As a result of four fatalities at Ambatovy in 2015, management introduced a strategic focus on fatality prevention and life safety, and commissioned independent external assessments of the safety culture at each operating site.
The assessments provided valuable insights into factors that contribute to the safety culture at each site: personal commitments to safety, mutual respect among employees, organizational pride and mythology, accountability for safety at the line-management level, constructive leadership interactions in the field, and control of critical risks. A key learning was that leaders are critical to establishing the culture and behavioural expectations for safety.
In 2019, all sites focused on improving their visible and felt leadership programs to move towards an interdependent safety culture at each location. Each site developed an action plan that included the setting of ambitious targets for leaders to be present in work areas more often, to role-model safety behaviours, and to improve the quality of interactions through peer reviews and tiered interactions.
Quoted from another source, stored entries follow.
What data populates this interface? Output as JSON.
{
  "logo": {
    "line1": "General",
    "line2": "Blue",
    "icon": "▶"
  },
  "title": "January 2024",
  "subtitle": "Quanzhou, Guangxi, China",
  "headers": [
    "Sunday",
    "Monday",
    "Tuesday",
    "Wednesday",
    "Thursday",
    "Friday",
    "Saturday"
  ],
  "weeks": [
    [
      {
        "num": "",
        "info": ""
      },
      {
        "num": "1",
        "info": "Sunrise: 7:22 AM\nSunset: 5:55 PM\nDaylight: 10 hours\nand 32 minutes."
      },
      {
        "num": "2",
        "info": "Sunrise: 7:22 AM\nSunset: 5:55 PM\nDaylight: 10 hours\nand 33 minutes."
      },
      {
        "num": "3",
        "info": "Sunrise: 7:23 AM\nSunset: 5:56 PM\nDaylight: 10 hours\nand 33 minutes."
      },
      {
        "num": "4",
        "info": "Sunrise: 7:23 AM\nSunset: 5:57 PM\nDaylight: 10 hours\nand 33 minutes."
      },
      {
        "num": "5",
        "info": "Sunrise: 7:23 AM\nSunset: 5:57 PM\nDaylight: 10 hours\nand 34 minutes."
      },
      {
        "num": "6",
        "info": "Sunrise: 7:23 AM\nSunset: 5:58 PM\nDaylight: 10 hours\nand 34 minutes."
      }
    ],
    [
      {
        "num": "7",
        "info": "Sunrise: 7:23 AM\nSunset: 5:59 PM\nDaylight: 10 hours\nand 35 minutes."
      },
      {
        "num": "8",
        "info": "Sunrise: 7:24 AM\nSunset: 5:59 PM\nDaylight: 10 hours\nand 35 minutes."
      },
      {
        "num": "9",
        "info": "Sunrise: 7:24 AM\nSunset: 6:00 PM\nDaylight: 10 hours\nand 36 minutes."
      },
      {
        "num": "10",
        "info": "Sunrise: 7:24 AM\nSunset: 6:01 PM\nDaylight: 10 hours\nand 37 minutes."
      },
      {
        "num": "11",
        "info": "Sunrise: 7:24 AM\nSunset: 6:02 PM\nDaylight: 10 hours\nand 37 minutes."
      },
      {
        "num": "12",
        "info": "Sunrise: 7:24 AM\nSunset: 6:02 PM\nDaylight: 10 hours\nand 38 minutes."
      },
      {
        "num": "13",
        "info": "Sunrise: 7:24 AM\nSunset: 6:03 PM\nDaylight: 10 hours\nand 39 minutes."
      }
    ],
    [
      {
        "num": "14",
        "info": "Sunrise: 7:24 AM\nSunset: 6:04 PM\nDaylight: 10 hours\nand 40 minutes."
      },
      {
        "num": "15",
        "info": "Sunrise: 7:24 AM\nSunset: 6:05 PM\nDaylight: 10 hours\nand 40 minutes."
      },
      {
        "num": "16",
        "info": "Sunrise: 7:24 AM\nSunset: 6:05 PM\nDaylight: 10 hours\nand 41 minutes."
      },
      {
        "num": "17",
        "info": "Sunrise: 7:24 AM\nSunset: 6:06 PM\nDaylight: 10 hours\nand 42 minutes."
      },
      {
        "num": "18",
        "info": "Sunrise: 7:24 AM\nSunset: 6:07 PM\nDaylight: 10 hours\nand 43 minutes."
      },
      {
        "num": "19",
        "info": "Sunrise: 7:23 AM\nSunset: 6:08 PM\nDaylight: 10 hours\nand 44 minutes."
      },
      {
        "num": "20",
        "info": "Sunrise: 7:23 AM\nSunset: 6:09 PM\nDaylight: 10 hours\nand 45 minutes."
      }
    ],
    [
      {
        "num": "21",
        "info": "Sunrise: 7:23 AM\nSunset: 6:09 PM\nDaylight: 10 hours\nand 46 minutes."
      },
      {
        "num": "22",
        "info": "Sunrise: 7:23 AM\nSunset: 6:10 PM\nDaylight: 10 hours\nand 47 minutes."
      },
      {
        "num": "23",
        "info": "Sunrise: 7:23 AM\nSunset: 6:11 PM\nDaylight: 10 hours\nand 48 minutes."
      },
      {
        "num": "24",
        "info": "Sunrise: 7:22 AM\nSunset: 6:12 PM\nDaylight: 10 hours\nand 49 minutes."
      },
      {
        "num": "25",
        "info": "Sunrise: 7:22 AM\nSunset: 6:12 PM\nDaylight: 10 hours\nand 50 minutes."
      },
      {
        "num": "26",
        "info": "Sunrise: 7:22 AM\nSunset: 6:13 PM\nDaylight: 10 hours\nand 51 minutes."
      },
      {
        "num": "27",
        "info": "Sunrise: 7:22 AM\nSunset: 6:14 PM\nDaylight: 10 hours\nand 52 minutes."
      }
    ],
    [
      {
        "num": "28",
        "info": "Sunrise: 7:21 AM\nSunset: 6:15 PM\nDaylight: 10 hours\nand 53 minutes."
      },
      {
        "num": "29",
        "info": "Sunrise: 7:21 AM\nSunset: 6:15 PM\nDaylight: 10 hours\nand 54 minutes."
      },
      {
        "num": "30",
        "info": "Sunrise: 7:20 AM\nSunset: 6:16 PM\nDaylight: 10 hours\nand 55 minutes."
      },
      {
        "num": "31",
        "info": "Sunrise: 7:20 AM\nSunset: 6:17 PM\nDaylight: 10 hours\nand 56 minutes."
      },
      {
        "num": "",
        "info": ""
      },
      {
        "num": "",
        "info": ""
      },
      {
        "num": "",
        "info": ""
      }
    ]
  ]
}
The action plans also focused on addressing significant potential incidents, strengthening life safety rules, and improving use of hazard assessment tools.
Safety culture improvements were noticeably observed at the Moa Nickel Site in 2019. Leadership interactions and communications assisted in reinforcing the need for performing safe work and adhering to the life safety rules. The advances in safety culture were demonstrated during a crisis preparedness exercise held with the government in June, with all levels exceeding expectations.